Hardly encouraging confidence, the statement said that “there are no indications that would suggest threats to the financial system of Latvia,” Kucinskis said, confirming that it is very likely that there are copious threats to the financial system of Latvia, whose central banker may soon be in prison for graft.
As a result, finance minister Dana Reizniece-Ozola said Rimsevics should step aside for the time being to protect the Baltic country’s reputation.
“Given that the governor of the central bank is a symbol for every country, [then] I think that it would be sensible at this moment that Mr. Rimsevics, at least during the investigation, steps down,” Reizniece-Ozola told a news conference.
“Under the current circumstances... every day that Mr. Rimsevics remains in the post of governor of the central bank, the situation (for the reputation of Latvia’s financial system) substantially worsens,” she said.
Latvia’s Economics Minister Arvils Aseradens, speaking on Radio Latvia, also said the governor should consider resigning. The home and office of the central bank’s governor were searched on Friday, the state broadcaster said on Saturday.
Meanwhile, Rimsevics’ lawyer told local media that the detention was unlawful. “A complaint is being prepared at the moment,” the lawyer, Saulvedis Varpins, told news agency LETA without elaborating. Varpins, who spent more than eight hours at the anti-graft bureau in Riga with Rimsevics before the governor was taken away in a bureau van, said his client was being held at the state police station and hasn’t been charged, according to Leta.
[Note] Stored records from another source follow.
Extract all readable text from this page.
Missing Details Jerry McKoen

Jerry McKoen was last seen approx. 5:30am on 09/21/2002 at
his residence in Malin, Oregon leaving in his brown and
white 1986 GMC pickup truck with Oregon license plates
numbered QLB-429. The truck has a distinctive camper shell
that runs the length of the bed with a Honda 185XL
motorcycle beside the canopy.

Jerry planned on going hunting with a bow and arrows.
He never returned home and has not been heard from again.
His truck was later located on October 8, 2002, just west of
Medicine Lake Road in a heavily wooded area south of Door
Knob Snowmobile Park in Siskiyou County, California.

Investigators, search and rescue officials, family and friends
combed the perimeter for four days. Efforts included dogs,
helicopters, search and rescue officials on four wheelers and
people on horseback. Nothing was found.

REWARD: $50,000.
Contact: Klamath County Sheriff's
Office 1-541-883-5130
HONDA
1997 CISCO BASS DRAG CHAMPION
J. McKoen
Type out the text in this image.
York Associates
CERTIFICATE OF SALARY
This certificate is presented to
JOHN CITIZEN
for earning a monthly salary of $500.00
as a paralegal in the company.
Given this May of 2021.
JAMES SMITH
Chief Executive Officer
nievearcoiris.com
Varpins, who didn’t answer repeated calls and text messages, cited the reason for the detention as alleged acts from years ago.
Reiznice-Ozola said the country was suffering a crisis of reputation over ABLV, which has denied all accusations from the U.S. Treasury and said it will work with U.S. officials and provide information so that doubts about it can be laid to rest. Latvia has asked the U.S. Treasury to discuss and share data on ABLV, she said. The central bank is helping the lender with liquidity, said Edvards Kusners, a member of the monetary authority’s board.
As Bloomberg adds, this is the latest setback for Latvia’s banking sector, which last week was hit by allegations by the U.S. Treasury Department’s Financial Crimes Enforcement Network that its third largest financial institution by assets, ABLV Bank, has institutionalised money laundering, claiming it helped entities allegedly linked to North Korea’s missile program process transactions -- charges the lender denies.
The ECB declined to comment, according to Bloomberg. Another ECB governing board member, Bank of Greece Governor Yannis Stournaras, is also being accused of bribery, an accusation he vehemently denies, alleging political persecution aimed at forcing him to resign.